LOW Pip dependency installation required before use -12 ▶
The skill depends on the requests library (>=2.31.0). While requests is a well-audited, widely used package, requiring pip installation introduces a supply-chain dependency step and means the skill cannot run in environments where outbound pip is blocked or where the package is not pre-installed.
LOW Pre-install outbound HTTPS connection to Canonical servers -12 ▶
A sustained HTTPS connection to 185.125.188.54:443 (Ubuntu MOTD/security news service, owned by Canonical) was active before the skill installation began and absent after. This is consistent with normal Ubuntu OS background activity and is not attributable to the skill. Noted for completeness.

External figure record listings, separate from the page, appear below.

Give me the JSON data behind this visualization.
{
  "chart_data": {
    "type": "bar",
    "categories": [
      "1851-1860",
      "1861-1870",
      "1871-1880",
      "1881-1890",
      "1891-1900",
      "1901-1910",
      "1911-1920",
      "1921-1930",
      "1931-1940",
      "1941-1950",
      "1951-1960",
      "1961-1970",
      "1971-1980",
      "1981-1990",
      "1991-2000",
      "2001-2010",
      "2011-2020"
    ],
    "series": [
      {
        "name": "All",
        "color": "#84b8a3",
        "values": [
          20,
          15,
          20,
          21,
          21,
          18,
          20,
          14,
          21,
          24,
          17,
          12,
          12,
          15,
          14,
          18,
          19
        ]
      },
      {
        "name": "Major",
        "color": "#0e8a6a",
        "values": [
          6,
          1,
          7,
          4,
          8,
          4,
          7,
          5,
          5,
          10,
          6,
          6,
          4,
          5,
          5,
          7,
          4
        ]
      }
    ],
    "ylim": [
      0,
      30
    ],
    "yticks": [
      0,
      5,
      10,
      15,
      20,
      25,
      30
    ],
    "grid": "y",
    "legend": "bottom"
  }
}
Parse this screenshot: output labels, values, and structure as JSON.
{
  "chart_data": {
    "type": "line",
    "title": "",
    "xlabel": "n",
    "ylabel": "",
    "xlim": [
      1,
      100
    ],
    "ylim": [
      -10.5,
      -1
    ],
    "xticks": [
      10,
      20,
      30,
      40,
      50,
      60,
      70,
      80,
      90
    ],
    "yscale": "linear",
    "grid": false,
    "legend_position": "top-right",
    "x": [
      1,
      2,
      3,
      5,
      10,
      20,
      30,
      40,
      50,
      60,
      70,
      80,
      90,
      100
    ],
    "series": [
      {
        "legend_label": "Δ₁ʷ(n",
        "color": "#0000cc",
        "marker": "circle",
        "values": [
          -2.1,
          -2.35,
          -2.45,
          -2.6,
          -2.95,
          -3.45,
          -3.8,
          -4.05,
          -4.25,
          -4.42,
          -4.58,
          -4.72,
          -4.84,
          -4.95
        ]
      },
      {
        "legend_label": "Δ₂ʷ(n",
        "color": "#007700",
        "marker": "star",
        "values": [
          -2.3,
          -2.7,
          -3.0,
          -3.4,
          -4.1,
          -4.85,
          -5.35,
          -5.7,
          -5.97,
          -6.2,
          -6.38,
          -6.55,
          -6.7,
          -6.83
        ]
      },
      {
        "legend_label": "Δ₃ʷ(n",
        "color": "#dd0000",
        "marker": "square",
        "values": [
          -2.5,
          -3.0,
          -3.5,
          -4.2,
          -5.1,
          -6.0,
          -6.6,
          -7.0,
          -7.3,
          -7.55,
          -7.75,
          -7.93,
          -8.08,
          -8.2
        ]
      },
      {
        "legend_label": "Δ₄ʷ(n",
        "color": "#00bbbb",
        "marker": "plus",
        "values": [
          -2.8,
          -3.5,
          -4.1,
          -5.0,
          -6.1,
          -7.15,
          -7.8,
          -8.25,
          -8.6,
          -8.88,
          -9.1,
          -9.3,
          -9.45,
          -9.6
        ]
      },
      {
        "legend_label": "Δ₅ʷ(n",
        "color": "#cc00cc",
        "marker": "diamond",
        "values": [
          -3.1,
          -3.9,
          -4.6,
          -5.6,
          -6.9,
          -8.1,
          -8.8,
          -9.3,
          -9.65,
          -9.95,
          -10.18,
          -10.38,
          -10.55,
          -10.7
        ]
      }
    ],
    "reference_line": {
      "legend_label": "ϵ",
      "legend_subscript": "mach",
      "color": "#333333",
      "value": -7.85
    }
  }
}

INFO Canary credential files read during monitoring window -8 ▶
All six canary files (.env, .ssh/id_rsa, .aws/credentials, .npmrc, .docker/config.json, GCP application_default_credentials.json) were opened and read at two points in the monitoring session: audit timestamp 1771902776 (before git clone) and 1771902793 (after install). The access pattern — sequential reads of all six files in identical order at both timestamps — matches the oathe framework's own pre/post-install canary verification routine. No writes or deletions were detected. Canary integrity check confirmed all files intact.